United States District Court, D. Maryland

September 5, 2014



JILLYN K. SCHULZE, Magistrate Judge.

Presently pending is Defendant Shoppers Food Warehouse Corp.'s motion for summary judgment. ECF No. 16. The issues have been fully briefed and no hearing is necessary. See Local Rule 105.6. For the reasons set forth below, Defendant's motion will be denied.

1. Factual Background.[1]

This case arises out of a fall that occurred on September 6, 2011 in the freezer aisle of Defendant's store. As Plaintiff, Lillie Williams-Stewart, was shopping, she turned down the meat aisle and slipped and fell on water leaking from the bottom of several refrigeration units. ECF No. 17 at 5. Defendant knew about the leak prior to Plaintiff's fall and, accordingly, had placed multiple wet floor signs in the aisle in addition to "spill magic absorbent socks" and paper towels. ECF No. 16 at 2; ECF No. 18 at 1. However, Plaintiff did not see the signs or the water before she fell. ECF No. 16 at 2; ECF No. 17, Ex. 1 at 10. According to Plaintiff, the wet floor signs were not placed in an area sufficient to warn customers of the water on the floor. ECF No. 17 at 5. According to Plaintiff's son, Charles Williams, the store manager said that the refrigeration units had "been leaking for a long period of time" and that he "did not know that the water had [come] out that far from [the refrigeration units]." ECF No. 17, Ex. 3 at 15-16.
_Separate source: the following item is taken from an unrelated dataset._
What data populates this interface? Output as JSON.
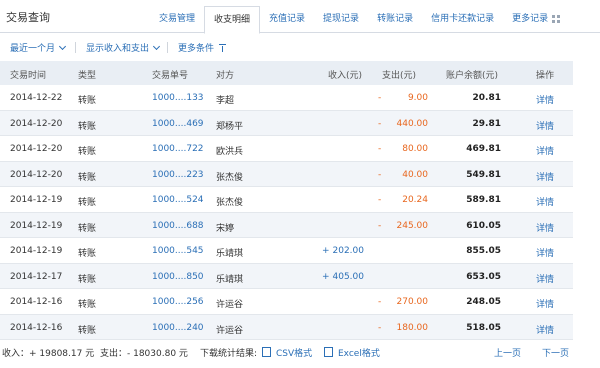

Plaintiff filed suit against Defendant on August 29, 2013 in the Circuit Court for Prince George's County, requesting $100, 000 for the injuries she sustained. ECF No. 2 at 2. The case was removed to this court on diversity grounds, ECF No. 7, and on December 23, 2013, was referred to me for all further proceedings. ECF No. 15.

2. Standard of Review.

Pursuant to Rule 56(c) of the Federal Rules of Civil Procedure, summary judgment is appropriate "if the pleadings, depositions, answers to interrogatories, and admissions on file, together with the affidavits, if any, show that there is no genuine issue as to any material fact and that the moving party is entitled to judgment as a matter of law." Anderson v. Liberty Lobby, Inc., 477 U.S. 343, 347 (1986). "For purposes of summary judgment, a fact is material if, when applied to the substantive law, it affects the outcome of the litigation." Nero v. Baltimore Cnty., MD, 512 F.Supp.2d 407, 409 (D. Md. 2007) (citing Anderson, 477 U.S. at 248). "Summary judgment is also appropriate when a party fails to make a showing sufficient to establish the existence of an element essential to that party's case, and on which that party will bear the burden of proof at trial.'" Laura Campbell Trust v. John Hancock Life Ins. Co., 411 F.Supp.2d 606, 609 (D. Md. 2006) (quoting Celotex Corp. v. Catrett, 477 U.S. 317, 322 (1986)).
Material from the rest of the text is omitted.